Inarguably, visual art is defined as the representation of a subject in the form of a painting, a sculpture or a composition from materials such as rock, metal, glass, plastic, etc. However, the prices paid are determined by the collective, subjective opinions of a confluence of tittering, high-strung poseurs with unctuous personalities who compete for approval and social standing among the glitterati of the art world. The importance of their opinions is a function of the esteem in which the poseur is held by the effete gadflies who write about the artists, the galleries that boast their work and the fawning wannabes who suck up to all of them. However, the final imprimatur derives from the colony of the uber-wealthy whose status among themselves is measured by the millions with which they’re willing to outspend each other for a De Kooning, a Wyeth or a Dali.

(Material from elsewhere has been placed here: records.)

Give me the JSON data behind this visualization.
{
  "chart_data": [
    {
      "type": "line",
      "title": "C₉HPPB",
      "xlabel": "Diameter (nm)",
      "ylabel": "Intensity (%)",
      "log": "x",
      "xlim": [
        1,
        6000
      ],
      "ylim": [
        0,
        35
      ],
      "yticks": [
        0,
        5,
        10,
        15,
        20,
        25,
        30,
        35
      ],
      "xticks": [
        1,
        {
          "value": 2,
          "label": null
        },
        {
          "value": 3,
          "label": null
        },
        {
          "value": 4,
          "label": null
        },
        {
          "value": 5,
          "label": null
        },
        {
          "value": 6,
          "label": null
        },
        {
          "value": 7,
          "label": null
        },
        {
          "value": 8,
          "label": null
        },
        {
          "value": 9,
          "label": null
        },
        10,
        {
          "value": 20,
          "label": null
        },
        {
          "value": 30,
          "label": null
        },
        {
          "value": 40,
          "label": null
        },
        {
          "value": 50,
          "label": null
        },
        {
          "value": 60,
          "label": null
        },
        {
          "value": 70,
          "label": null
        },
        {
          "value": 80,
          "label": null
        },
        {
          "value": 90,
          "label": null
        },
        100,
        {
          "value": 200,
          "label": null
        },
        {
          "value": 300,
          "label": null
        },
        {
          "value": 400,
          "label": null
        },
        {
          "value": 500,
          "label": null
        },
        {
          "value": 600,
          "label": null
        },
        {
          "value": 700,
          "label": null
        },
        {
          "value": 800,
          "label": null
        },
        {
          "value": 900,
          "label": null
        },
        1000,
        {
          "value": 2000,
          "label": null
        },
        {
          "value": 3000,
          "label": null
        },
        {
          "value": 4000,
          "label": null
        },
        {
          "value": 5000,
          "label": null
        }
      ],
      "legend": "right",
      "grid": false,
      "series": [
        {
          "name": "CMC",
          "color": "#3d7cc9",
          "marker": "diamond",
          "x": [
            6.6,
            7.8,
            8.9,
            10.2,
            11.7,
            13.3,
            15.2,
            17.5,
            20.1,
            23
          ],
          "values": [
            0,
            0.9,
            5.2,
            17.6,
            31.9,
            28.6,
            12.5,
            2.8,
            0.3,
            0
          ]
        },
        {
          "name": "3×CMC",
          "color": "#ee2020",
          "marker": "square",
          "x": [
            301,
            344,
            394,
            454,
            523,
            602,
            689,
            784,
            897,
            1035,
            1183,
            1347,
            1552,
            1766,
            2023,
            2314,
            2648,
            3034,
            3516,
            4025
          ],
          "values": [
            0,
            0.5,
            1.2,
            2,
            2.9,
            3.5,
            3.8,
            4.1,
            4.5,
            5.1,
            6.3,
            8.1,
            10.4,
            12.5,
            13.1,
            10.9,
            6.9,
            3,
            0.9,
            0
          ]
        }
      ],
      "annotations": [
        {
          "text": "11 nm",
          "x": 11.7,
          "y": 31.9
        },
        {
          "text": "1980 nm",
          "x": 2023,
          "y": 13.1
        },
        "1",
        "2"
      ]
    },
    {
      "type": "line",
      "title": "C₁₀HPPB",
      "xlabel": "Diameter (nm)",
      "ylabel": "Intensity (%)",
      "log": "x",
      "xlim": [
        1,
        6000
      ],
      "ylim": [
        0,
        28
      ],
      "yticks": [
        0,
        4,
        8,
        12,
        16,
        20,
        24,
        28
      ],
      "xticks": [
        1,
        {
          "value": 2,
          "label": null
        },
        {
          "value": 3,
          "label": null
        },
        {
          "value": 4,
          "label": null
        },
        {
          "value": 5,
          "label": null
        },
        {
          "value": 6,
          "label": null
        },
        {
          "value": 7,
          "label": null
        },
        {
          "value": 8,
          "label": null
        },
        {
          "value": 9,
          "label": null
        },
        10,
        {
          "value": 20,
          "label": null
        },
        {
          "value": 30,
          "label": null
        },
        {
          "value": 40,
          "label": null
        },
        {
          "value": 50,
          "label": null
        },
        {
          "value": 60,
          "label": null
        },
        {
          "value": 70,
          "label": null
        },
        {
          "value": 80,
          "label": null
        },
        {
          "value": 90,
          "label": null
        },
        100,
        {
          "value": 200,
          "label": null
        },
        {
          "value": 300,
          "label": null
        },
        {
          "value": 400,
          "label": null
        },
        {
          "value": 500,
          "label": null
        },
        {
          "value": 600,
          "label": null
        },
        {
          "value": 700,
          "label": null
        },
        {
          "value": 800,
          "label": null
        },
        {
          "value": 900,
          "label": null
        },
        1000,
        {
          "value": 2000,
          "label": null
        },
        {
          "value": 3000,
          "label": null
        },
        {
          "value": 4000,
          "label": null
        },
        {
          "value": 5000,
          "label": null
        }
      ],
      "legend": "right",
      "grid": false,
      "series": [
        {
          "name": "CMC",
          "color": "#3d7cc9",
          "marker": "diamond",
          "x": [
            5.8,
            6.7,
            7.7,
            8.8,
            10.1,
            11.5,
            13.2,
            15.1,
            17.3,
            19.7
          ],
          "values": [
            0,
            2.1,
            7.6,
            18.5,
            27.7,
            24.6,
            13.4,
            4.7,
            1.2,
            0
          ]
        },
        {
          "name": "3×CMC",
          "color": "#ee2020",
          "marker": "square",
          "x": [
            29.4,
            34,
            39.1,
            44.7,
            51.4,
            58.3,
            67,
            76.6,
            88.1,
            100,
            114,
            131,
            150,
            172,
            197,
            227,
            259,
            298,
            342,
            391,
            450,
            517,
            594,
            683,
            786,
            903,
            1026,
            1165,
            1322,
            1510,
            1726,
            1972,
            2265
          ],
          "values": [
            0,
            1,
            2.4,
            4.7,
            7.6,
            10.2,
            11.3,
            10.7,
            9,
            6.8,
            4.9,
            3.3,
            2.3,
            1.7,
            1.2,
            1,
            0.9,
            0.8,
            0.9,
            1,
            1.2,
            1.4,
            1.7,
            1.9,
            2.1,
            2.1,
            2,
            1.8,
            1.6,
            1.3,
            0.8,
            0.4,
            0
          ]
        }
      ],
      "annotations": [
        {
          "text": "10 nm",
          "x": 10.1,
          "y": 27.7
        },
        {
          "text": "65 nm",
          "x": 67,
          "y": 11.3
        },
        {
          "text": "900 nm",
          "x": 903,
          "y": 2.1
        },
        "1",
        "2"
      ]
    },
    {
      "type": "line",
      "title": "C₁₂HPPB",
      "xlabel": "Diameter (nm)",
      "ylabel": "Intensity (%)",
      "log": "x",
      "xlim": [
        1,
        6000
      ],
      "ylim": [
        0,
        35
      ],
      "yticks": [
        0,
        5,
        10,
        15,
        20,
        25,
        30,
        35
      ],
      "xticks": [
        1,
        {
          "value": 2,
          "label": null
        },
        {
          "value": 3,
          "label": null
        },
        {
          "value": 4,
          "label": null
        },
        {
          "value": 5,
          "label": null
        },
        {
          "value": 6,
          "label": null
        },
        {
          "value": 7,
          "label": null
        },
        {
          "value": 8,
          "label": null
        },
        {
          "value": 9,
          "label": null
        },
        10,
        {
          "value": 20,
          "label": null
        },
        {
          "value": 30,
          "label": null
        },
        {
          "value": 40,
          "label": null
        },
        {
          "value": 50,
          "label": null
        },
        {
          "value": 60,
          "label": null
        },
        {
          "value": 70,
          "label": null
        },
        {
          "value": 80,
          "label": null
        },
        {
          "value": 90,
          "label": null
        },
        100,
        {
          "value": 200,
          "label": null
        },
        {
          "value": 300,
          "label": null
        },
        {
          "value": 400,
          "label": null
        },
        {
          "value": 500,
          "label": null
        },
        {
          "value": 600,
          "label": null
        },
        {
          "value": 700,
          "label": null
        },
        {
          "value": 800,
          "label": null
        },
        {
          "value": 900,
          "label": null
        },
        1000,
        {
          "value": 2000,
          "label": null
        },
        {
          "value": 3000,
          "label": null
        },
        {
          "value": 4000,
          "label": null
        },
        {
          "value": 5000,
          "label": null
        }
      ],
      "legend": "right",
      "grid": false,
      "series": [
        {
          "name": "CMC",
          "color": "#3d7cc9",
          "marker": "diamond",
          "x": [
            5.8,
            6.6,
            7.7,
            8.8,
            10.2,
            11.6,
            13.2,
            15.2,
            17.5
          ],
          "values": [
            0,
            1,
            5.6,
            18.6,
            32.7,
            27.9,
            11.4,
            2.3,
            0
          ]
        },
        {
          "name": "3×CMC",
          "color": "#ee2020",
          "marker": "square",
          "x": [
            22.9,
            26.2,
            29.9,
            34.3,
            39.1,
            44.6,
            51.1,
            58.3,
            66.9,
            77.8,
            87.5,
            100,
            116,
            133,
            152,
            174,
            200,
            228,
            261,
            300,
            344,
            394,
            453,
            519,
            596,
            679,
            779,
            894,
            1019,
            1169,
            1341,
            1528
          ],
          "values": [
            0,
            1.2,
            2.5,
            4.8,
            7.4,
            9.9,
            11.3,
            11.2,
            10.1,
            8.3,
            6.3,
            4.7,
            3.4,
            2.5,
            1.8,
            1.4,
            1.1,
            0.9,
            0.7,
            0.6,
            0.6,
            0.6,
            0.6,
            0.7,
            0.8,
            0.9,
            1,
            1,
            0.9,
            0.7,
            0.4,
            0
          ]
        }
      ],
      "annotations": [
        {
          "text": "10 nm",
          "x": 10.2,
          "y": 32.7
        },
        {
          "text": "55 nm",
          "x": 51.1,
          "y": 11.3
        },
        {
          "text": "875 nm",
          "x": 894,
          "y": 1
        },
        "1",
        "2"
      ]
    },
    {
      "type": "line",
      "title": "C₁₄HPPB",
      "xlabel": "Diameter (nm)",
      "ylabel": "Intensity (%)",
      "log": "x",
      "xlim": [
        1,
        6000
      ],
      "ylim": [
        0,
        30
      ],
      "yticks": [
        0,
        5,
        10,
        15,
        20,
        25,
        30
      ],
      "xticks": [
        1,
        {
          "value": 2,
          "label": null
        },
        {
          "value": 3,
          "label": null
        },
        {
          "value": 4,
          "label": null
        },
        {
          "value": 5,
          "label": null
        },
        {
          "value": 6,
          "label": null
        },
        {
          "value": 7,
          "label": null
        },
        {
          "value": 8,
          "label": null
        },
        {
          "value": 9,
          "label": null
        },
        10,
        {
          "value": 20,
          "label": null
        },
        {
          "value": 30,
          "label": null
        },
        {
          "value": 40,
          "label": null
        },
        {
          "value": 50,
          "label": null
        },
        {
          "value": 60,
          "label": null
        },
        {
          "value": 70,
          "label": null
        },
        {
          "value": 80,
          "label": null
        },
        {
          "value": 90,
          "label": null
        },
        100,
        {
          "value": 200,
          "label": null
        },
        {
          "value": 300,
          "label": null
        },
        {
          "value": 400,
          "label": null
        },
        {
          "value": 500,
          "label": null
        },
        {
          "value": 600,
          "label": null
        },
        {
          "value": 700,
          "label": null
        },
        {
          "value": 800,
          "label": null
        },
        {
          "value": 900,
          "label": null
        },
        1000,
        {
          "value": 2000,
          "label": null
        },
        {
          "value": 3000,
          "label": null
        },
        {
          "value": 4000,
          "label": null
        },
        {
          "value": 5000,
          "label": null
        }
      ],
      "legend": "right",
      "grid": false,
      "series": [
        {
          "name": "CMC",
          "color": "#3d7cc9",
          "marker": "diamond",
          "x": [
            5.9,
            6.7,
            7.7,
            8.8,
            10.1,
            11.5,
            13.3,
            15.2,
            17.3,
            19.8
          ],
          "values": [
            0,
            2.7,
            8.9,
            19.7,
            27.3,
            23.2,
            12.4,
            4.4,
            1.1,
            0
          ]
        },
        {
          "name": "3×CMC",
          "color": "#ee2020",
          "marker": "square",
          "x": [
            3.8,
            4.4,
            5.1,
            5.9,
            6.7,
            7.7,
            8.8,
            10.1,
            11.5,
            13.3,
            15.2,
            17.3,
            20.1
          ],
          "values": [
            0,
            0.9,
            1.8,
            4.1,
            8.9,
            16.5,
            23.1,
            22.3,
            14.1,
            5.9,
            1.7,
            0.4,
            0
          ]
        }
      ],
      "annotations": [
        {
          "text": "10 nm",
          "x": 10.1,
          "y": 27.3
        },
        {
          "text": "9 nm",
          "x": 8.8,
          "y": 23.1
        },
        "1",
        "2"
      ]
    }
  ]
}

Frankly, it’s quite similar to the stock market.
Kinkade was ridiculed and called a heretic by the art world because he refused to abide by its incestuous, self-serving boundaries. Kinkade poked holes in their inner sanctum; therefore, they didn’t look down their noses at him but looked down their chins at him. You won’t see a Kinkade hanging in the Museum of Modern Art, the Guggenheim or any of the galleries of New York, London or San Francisco in the next 30 or 40 years. But I believe his originals will gain currency in several generations as the faux guard passes the torch. But Kinkade enthralled Americans. His exquisite reproductions (few originals) of idyllic landscapes and spiritually themed paintings continue to hang in millions of American homes. Your originals (if they are originals) are worth a fraction of the thousands you paid 20 years ago. And because Kinkade so thoroughly commercialized his art, selling more than $100 million annually of prints, numbered prints, signed prints and other reproductions, it will take decades to separate the wheat from the chaff. Though eventually, your originals may take their place among some of the finest art of the 20th century and hang in those august temples of approval.
You bought Kinkade because his art appealed to you. I doubt you bought them hoping in 10 years they would sell for a huge profit. Keep them hanging where they’ve been for 20 years, continue to enjoy their beauty, then pass them in your will to an appreciative, younger family member. I suspect that the second owner will enjoy a higher value.